Trevor’s arrival in LS marks the end of Grand Theft Auto V’s first act, and the beginning of a long and kick-ass story that takes our heroes from high-altitude hijackings to underwater break-ins. The tension between Trevor and Michael builds, all the while you’re never really quite sure who is playing who, or who is undercover and who is making moves to take over the town. Wrapped up in a government conspiracy, the three amigos must put their differences aside in order to pull off that one last score…
GTA V is an amalgamation of every type of game out there, from racing game to shooter, from tennis to golf and all the places in between… There’s even a hunting game, a darts game, a parachuting game, races on sea, in the air… More content than any other console game I’ve ever seen. It’s engaging, well-paced, and absolutely hilarious.
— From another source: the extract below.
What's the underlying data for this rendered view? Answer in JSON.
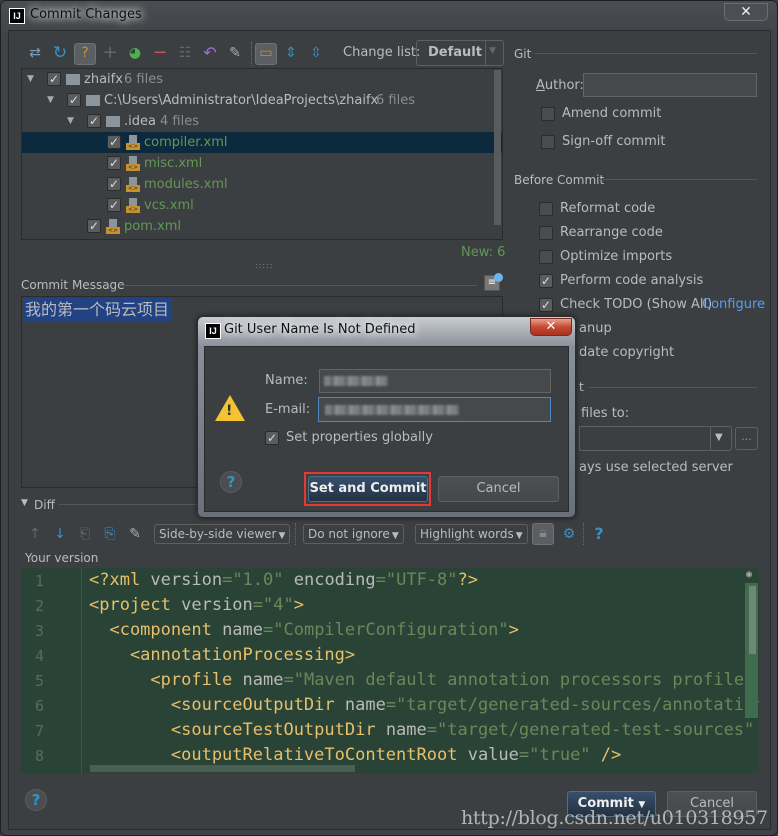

I’ve never laughed at a game as much as I did while following the antics of these three idiots… Hell as much as I STILL DO every time I play.
Then there’s the layer below the game itself, the movies you can go to the theater and watch, theĀ 24-hour television, radio, and internet programming to distract you, the alcohol, marijuana, prostitutes and strip clubs. The pier has a roller coaster and Ferris wheel for pity’s sake. There is so much fun packed into every inch of the map, you’ll find it hard to focus on any one thing at a time. I often find myself having to choose what I want to accomplish ahead of any play time in order to commit myself to getting something done. Otherwise I’ll spend hours driving in the country side, catching massive air from sand dunes, bicycling, bmx jumping, breaking into high security military compounds to steal tanks or jet fighters… And these are all a la carte… Let alone the hours of mission running, Online play, or race/deathmatch creating you can do. The story is complex and multi-layered, the voice acting is the best I’ve ever heard, and the technical wizardry at work that lets this beauty run so well on a 7 year-old machine makes GTA V my favorite game of all time.
Never have I seen a game that is worth SO much more than the $60 I paid for it. It’s almost unheard of for me to STILL be committing unhealthy amounts of time to a game that’s been out for four months. I have barely touched the Playstation 4 sitting in the house because of one reason: I can’t play Grand Theft Auto V on it.
Until then I’ll be slumming it with the PS3 and having a brilliant time doing it.